Introductions dealt with, Chepstow thrust Havelock into a chair, then perched on the edge of his own as though ready to take flight at a moment’s notice.
‘Havelock has decided he wants to get married,’ he announced, rather in the manner of a man who has just tossed a hot potato out of his burnt fingers. Then he practically pounced on the waiter, who’d ventured into the library to see if any of the young gentlemen needed refreshment.
‘We need a bottle of wine,’ declared Chepstow with feeling.
‘Not want to,’ Havelock explained once the waiter was out of earshot. ‘Have to. Need to. And before you start questioning my ton, no, it isn’t because I’ve suddenly started seducing innocents,’ he growled, shooting Chepstow a resentful look. ‘That’s not it at all.’
‘Steady on,’ said Chepstow, pushing enough books aside that the waiter would have room to put a bottle and some glasses down when he returned. ‘Sort of mistake anyone could make. With you looking so...out of sorts. And then broaching the topic the way you did.’

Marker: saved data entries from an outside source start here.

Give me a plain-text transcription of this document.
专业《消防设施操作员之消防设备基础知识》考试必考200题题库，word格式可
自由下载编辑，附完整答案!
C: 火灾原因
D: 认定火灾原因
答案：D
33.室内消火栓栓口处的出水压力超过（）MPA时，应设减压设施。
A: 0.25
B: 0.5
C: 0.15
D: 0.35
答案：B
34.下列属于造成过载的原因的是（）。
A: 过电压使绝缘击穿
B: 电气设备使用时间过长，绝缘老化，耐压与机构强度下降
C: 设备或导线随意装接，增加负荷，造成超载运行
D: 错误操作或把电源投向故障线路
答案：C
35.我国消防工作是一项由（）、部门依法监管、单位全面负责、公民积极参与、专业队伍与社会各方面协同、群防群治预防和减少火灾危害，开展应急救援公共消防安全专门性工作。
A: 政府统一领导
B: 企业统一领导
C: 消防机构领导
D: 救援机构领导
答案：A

‘Gentlemen,’ said Ashe in that quiet way he had that somehow made everyone listen. ‘Perhaps the best thing to do would be to let Havelock explain, in his own words, just what his problem is and how he thinks we may be of assistance? Before he feels compelled to call on his seconds.’
At Morgan’s look of alarm, Ashe chuckled quietly. ‘It is a foolish man who casts a slur on Havelock’s honour these days.’
‘I don’t, and never have, challenged my friends to duels.’
‘You shot off half of Wraxton’s ear,’ put in Chepstow.